Product SiteDocumentation Site Choosing a Paradigm

At this point you may begin worrying about which programming paradigm you should choose, and when. The answer is unhelpful: "Whichever seems best for the task."
Let's expand on this. If you are primarily a programmer, then you probably already know how to choose the best paradigm and algorithm for the task. If you are a musician, then you probably just want your program to produce the output that you want (in this case, a particular set of sounds). Part of the beauty of SuperCollider's flexibility is that it allows you to produce the same output in different ways. As a musician this means that, as long as your program works as you want it to work, it doesn't matter how you write it. Experience will teach you more and less effective ways of doing things, but there is no need for rules.
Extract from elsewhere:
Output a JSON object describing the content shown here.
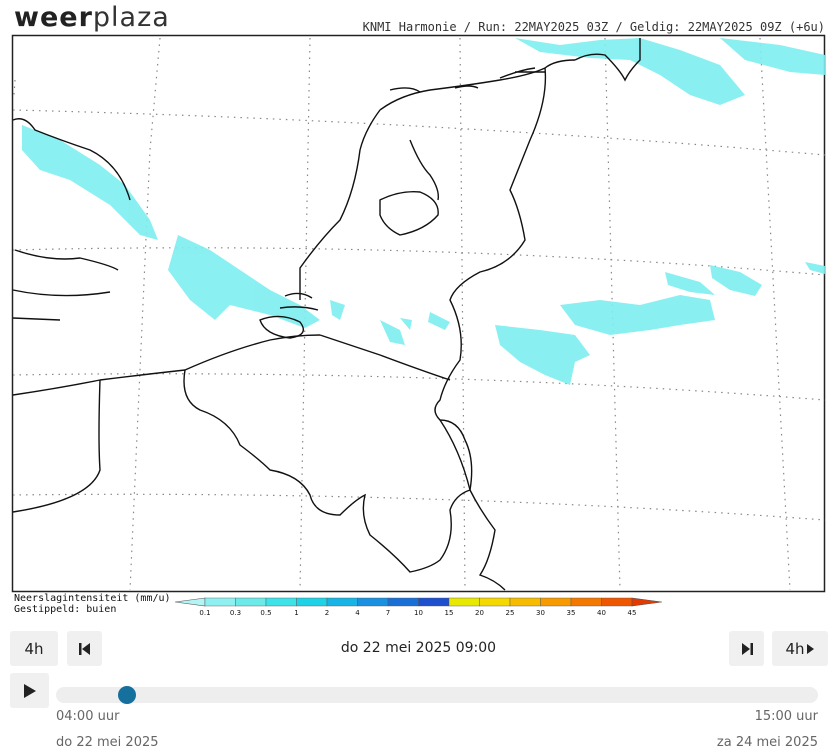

Even so, here are some guidelines that will help you to start thinking about music programs:
  • Programs of all sorts often follow a simple, four-step flow. Not all parts are always present.
    1. Declare variables.
    2. Get input from the user.
    3. Calculate something with the input.
    4. Provide output to the user (i.e. "make noise").
  • Repetition is the enemy of correctness, so if you're going to execute some code more than once, try writing a Function. If it's slightly different every time, try using arguments. Arguments with default values are a great way to expand a Function's usefulness.
  • If it looks too complicated, then it probably is. The more difficult it is to understand something, the greater the chance of making a mistake.
  • Don't forget the semicolons at the end of every statement.